The rotary dialer was designed the way it was not from human input point of view but to mechanically generate the different number of pulses for each number, necessary for dialing. Phones thankfully moved on with the arrival of electronics which allowed a more human friendly interface.

But we still use keyboards with the same form factor that was dictated by mechanical typewriter constraints. I'm not talking about QWERTY but the whole device. Think about your unnatural posture when writing both hands on a keyboard. We could do a lot better but for some reason things like split keyboards haven't caught on. Path dependency is one tremendous force.

> ...not from human input point of view but to mechanically generate the different number of pulses...

It was even possible to generate the pulses by hand, by flashing the hangup pogos.

Very useful to make outgoing calls from phones which had their dials locked/removed ... if a bit painful when the number one wished to call had an '9' or a '0' in it.

when i was a kid trying to dial bbs numbers by tapping them out with the hook switch was like its own form of entertainment.

there were other variables to contend with on those old at&t phones everyone had, as the pegs you release to off-hook the phone moved faster than the switch under them. this means you had to tap fast enough for the CO to see them as dial pulses, but also slow enough that the peg and switch mechanism doesn't separate and cause inconsistently timed or missed pulses.

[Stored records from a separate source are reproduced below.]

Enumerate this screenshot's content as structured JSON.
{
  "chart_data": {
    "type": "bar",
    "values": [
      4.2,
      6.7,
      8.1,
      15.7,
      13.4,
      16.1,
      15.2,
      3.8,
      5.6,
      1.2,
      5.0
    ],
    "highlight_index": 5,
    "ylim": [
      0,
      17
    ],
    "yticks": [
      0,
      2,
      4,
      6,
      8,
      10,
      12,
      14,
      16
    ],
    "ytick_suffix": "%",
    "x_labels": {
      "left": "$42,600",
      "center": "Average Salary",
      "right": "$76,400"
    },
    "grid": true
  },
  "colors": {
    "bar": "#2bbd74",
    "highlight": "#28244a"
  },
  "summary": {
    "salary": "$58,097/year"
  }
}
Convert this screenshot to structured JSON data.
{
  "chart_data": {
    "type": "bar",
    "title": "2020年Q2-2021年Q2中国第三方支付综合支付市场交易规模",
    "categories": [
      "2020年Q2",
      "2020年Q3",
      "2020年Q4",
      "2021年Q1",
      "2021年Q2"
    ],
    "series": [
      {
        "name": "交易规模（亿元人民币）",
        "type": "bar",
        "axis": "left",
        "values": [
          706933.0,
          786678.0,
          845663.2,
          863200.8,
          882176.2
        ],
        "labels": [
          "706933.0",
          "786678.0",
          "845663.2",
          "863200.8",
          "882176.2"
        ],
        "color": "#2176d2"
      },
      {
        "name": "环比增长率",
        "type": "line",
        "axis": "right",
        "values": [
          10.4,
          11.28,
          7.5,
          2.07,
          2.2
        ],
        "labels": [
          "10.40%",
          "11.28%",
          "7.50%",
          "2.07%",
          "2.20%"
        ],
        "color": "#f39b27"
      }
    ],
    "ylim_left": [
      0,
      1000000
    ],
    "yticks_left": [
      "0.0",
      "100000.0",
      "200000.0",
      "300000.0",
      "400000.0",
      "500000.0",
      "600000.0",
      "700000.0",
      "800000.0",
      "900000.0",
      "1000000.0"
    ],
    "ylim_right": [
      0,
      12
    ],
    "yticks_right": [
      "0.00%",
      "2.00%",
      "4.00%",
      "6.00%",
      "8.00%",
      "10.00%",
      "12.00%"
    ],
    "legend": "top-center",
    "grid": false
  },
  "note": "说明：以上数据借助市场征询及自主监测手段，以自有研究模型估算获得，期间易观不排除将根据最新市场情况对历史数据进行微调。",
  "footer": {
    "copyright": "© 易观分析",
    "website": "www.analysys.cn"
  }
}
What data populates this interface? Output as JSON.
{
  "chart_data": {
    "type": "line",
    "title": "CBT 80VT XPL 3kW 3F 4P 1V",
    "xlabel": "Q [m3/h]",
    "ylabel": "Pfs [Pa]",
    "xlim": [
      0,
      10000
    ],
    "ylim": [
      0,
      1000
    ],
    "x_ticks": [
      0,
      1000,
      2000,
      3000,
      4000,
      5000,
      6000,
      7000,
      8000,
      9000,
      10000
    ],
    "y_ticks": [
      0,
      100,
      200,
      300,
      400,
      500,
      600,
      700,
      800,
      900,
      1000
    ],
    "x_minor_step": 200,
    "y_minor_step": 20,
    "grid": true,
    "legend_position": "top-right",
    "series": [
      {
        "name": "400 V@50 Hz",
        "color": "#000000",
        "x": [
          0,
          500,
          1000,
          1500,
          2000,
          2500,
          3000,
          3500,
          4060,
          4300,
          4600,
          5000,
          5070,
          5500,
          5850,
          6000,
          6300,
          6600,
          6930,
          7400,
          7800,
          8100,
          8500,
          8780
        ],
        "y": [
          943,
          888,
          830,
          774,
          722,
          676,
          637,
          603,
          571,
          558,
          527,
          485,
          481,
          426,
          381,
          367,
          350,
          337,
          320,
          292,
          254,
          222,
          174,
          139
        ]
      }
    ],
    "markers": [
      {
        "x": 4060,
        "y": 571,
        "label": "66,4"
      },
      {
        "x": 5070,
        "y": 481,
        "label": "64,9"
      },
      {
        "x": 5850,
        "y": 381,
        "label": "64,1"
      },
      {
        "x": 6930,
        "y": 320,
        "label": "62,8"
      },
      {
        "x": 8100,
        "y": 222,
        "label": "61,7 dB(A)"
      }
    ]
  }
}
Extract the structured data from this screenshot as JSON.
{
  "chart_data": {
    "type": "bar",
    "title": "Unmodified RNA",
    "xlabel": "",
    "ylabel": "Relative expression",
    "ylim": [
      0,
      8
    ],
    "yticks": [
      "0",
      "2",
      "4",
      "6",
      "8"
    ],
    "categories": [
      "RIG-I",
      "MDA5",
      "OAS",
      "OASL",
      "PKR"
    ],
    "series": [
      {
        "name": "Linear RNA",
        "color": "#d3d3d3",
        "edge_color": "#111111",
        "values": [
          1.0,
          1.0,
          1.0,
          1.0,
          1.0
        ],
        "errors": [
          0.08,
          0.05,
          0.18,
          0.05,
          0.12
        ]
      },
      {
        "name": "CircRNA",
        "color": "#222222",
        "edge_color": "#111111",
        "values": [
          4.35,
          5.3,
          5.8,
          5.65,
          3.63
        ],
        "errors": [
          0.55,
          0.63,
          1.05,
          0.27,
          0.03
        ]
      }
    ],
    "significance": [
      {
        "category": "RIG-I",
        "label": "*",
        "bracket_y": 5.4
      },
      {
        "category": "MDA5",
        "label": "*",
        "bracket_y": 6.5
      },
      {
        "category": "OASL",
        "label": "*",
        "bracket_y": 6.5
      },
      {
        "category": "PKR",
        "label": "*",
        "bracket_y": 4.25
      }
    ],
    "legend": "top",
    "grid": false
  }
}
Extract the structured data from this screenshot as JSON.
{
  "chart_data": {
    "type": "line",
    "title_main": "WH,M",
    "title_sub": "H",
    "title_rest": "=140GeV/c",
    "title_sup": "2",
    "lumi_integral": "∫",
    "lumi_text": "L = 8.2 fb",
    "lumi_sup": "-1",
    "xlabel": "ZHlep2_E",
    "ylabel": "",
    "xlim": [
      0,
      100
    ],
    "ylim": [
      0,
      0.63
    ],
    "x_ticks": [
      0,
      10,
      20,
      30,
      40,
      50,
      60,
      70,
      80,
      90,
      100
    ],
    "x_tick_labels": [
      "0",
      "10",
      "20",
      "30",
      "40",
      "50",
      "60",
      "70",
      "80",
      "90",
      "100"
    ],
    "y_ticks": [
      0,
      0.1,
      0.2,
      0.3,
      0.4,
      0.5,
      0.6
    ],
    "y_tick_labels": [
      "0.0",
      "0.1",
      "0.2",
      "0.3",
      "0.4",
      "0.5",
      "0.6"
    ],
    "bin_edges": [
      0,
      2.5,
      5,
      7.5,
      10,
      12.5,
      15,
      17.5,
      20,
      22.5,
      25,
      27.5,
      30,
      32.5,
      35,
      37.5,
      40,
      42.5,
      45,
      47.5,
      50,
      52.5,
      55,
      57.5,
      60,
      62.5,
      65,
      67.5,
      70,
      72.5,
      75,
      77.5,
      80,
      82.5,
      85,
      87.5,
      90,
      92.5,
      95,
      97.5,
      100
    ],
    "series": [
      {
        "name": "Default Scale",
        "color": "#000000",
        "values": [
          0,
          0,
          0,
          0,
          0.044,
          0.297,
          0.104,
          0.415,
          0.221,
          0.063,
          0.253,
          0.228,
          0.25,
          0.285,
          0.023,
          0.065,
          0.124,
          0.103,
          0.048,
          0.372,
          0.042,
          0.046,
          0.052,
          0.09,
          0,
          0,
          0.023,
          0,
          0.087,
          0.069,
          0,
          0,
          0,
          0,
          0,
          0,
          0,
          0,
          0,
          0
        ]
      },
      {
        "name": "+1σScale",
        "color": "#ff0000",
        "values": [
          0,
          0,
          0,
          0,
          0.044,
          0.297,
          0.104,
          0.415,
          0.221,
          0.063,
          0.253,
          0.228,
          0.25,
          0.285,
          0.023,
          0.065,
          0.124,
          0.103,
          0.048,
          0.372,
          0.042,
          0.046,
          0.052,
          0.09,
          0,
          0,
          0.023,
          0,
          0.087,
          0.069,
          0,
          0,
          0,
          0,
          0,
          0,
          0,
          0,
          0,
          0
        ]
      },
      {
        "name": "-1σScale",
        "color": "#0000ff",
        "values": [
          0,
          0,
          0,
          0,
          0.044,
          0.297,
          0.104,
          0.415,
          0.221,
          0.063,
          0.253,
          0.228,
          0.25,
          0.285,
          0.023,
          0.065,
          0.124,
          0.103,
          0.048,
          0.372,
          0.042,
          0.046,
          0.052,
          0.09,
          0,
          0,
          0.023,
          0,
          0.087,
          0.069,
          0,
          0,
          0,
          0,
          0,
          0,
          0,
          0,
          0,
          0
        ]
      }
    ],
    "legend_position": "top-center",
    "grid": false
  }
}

> We could do a lot better...

I think the biggest win would be getting rid of the big spacebar, and replacing it with more keys. (The thumb is much stronger than the pinkies; but we use the pinkies for all sorts of keys, and the thumb only for a few keys).

Although I think by the time a keyboard design gets rid of the big spacebar, it then goes on to make other improvements (like symmetry, being split) and so ends up as looking too unusual.

People STILL complain about ThinkPads having Fn in the corner and Ctrl beside it despite being one of the first laptops (if not the first) to even have a Fn key. Even minor changes get griped about unfortunately.
ThinkPad nowadays support swapping Fn and Ctrl keys and I can't be happier.
I could see that being a feature in a escape room, connected on an old timey minitel like screen
Very cool.

I have a weird obsession with number input devices for my DIY jukebox.

I could totally see using this to enter the 4 digits to pick a song.

I’ve long thought about touch tone phone keypads too. There’s a frankenstein jukebox at Zam Zam in San Francisco that uses one.

https://www.getjukelab.com/docs/numpads

Author goes to plug in USB cable to monitor. Seemingly has to spin the cable three times. Yep, definitely legit!

USB-C may have its own category of problems, but at least directional superposition isn’t one of them.